Postpartum Depression: Symptoms and Causes
By November 3, 2011 6,162 3
Mood swings are common after childbirth. One minute, a new mother may be feeling happy and excited; the next minute, she may start to cry, overwhelmed with fear and anxiety.
This is often part of the “baby blues,” where a woman may feel moody, teary, and overwhelmed and may have trouble sleeping. These blues are considered a normal part of early motherhood and usually go away within a couple weeks following delivery.
But some women experience a more severe, long-lasting form of these feelings known as postpartum depression.
Postpartum depression is moderate to severe depression usually experienced within the first three months after giving birth, though it can occur up to a year later. It is more than just the “blues;” depression is an illness that involves the brain and requires treatment, just like heart disease or diabetes. The good news is that most people with depression do get better with treatment.
In rare cases, a woman may get postpartum psychosis, a severe form of depression that can suddenly develop within the first three weeks following childbirth. Postpartum psychosis may cause a woman to see, feel or hear things that aren't there, act strangely, have delusions and be a danger to herself and her baby. It is an emergency, because postpartum psychosis can quickly get worse and lead to dangerous, irrational behavior.
What causes postpartum depression?
Depression is a common problem during and after pregnancy. According to the U.S. Department of Health and Human Services, about 13 percent of pregnant women and new mothers have depression. (Read more about depression during pregnancy here.)
The exact cause of postpartum depression isn’t known. Researchers generally believe that it is associated with changes in hormone levels during pregnancy and right after childbirth. Those hormone changes may produce chemical changes in the brain, playing a part in causing depression.
The time post-pregnancy is also full of emotional challenges and lifestyle changes that may play a role. For example, a person may feel anxious about parenthood and be physically stressed and sleep deprived. Couple that with worries about financial stress, support, career and other lifestyle changes, and a person may be especially vulnerable to depression at that time.
What are the symptoms of postpartum depression?
The symptoms of postpartum depression are largely the same as the symptoms of other forms of depression.
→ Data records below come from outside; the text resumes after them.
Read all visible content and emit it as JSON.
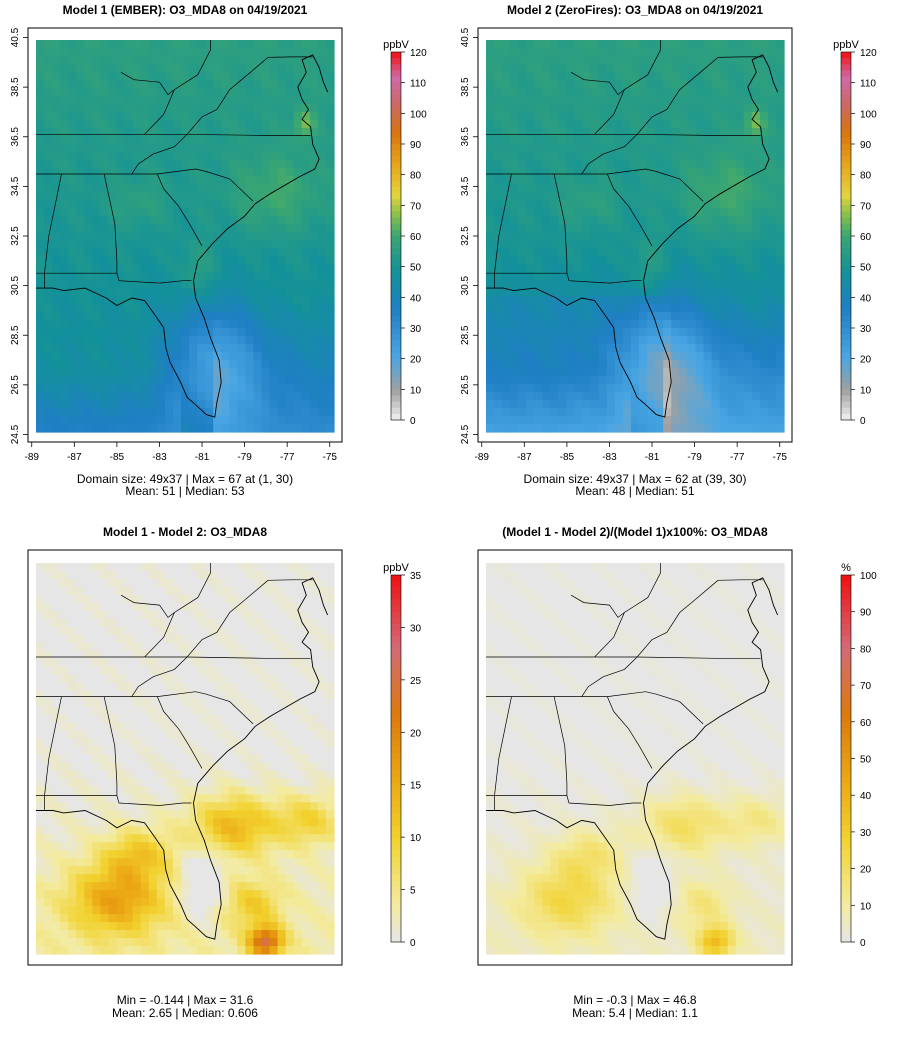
{
  "panels": [
    {
      "title": "Model 1 (EMBER): O3_MDA8 on 04/19/2021",
      "stats_line1": "Domain size: 49x37 | Max = 67 at (1, 30)",
      "stats_line2": "Mean: 51 |  Median: 53",
      "unit": "ppbV",
      "legend_ticks": [
        "0",
        "10",
        "20",
        "30",
        "40",
        "50",
        "60",
        "70",
        "80",
        "90",
        "100",
        "110",
        "120"
      ],
      "lat_ticks": [
        "24.5",
        "26.5",
        "28.5",
        "30.5",
        "32.5",
        "34.5",
        "36.5",
        "38.5",
        "40.5"
      ],
      "lon_ticks": [
        "-89",
        "-87",
        "-85",
        "-83",
        "-81",
        "-79",
        "-77",
        "-75"
      ],
      "field_summary": "ozone mostly 45-60 ppbV, higher off NC/GA coast, low 20-35 over Florida and SE waters"
    },
    {
      "title": "Model 2 (ZeroFires): O3_MDA8 on 04/19/2021",
      "stats_line1": "Domain size: 49x37 | Max = 62 at (39, 30)",
      "stats_line2": "Mean: 48 |  Median: 51",
      "unit": "ppbV",
      "legend_ticks": [
        "0",
        "10",
        "20",
        "30",
        "40",
        "50",
        "60",
        "70",
        "80",
        "90",
        "100",
        "110",
        "120"
      ],
      "lat_ticks": [
        "24.5",
        "26.5",
        "28.5",
        "30.5",
        "32.5",
        "34.5",
        "36.5",
        "38.5",
        "40.5"
      ],
      "lon_ticks": [
        "-89",
        "-87",
        "-85",
        "-83",
        "-81",
        "-79",
        "-77",
        "-75"
      ],
      "field_summary": "similar pattern to Model 1 but lower in the south"
    },
    {
      "title": "Model 1 - Model 2: O3_MDA8",
      "stats_line1": "Min = -0.144 | Max = 31.6",
      "stats_line2": "Mean: 2.65 |  Median: 0.606",
      "unit": "ppbV",
      "legend_ticks": [
        "0",
        "5",
        "10",
        "15",
        "20",
        "25",
        "30",
        "35"
      ],
      "field_summary": "near zero north, up to ~15-30 ppbV difference over Gulf and south of Georgia"
    },
    {
      "title": "(Model 1 - Model 2)/(Model 1)x100%: O3_MDA8",
      "stats_line1": "Min = -0.3 | Max = 46.8",
      "stats_line2": "Mean: 5.4 |  Median: 1.1",
      "unit": "%",
      "legend_ticks": [
        "0",
        "10",
        "20",
        "30",
        "40",
        "50",
        "60",
        "70",
        "80",
        "90",
        "100"
      ],
      "field_summary": "near zero north, 10-40% in the south"
    }
  ],
  "colors": {
    "map_border": "#000000",
    "diff_background": "#e5e5e5"
  }
}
If you have postpartum depression, you may have some of the following symptoms:
- Trouble sleeping, insomnia
- Loss of appetite
- Agitation, irritability or anger
- Overwhelming fatigue
- Loss of energy
- Loss of concentration
- Feelings of hopelessness and unhappiness
- Feelings of worthlessness or guilt
- Severe mood swings
- Withdrawal from family, friends and activities
- Difficulty bonding with the baby
- Thoughts of harming yourself
A woman dealing with postpartum depression may also struggle to care for herself or the baby and have negative feelings toward the baby or even thoughts of harming it. These feelings are scary, but are almost never acted on; it’s important you tell your doctor about them right away. She may also have little interest in the baby or worry intensely about it.
If you or someone you know is experiencing several of the symptoms above, it’s important the affected person tell their doctor immediately. The good news about depression is that most people get better with treatment.